Snapshot Array Solution in Java

Problem Description

Ah, the Snapshot Array problem! Imagine you’re trying to keep track of your ever-changing mood throughout the day. One moment you’re happy, the next you’re grumpy because someone stole your fries. Wouldn’t it be great if you could take a snapshot of your mood at different times? Well, that’s exactly what this problem is about!

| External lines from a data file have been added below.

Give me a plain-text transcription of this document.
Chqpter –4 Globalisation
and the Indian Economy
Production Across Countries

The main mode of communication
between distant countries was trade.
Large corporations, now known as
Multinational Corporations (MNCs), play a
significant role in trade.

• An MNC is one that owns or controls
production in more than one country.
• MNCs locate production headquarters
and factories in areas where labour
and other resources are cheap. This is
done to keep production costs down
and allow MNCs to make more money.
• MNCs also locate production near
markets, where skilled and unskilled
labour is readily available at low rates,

In the world of programming, a Snapshot Array allows you to store values at different “snapshots” in time. You can set values, take snapshots, and retrieve values from those snapshots. It’s like having a time machine, but instead of traveling through time, you’re just traveling through your array!

Code Solution


class SnapshotArray {
  public SnapshotArray(int length) {
    snaps = new List[length];
    for (int i = 0; i < length; ++i) {
      snaps[i] = new ArrayList<>();
      snaps[i].add(new int[] {0, 0});
    }
  }

  public void set(int index, int val) {
    int[] snap = snaps[index].get(snaps[index].size() - 1);
    if (snap[0] == snap_id)
      snap[1] = val;
    else
      snaps[index].add(new int[] {snap_id, val});
  }

  public int snap() {
    return snap_id++;
  }

  public int get(int index, int snap_id) {
    int i = Collections.binarySearch(snaps[index], new int[] {snap_id, 0},
                                     (a, b) -> Integer.compare(a[0], b[0]));
    if (i < 0)
      i = -i - 2;
    return snaps[index].get(i)[1];
  }

  private List[] snaps;
  private int snap_id = 0;
}

Approach

The approach taken in this solution is quite straightforward. We maintain a list of snapshots for each index in the array. When you set a value, it checks if the current snapshot ID matches the last one. If it does, it updates the value; if not, it creates a new snapshot. The snap() method simply increments the snapshot ID, and the get() method retrieves the value from the closest snapshot that is less than or equal to the requested snapshot ID.

Time and Space Complexity

Operation	Time Complexity	Space Complexity
set()	O(1) on average, O(n) in the worst case	O(n * m)
snap()	O(1)
get()	O(log n)

Real-World Example

Think of a photo album where you take pictures of your family at different events. Each event is like a snapshot, and you can look back at any event to see how everyone looked at that time. Similarly, the Snapshot Array allows you to “look back” at the values stored at different times, making it a powerful tool for tracking changes over time.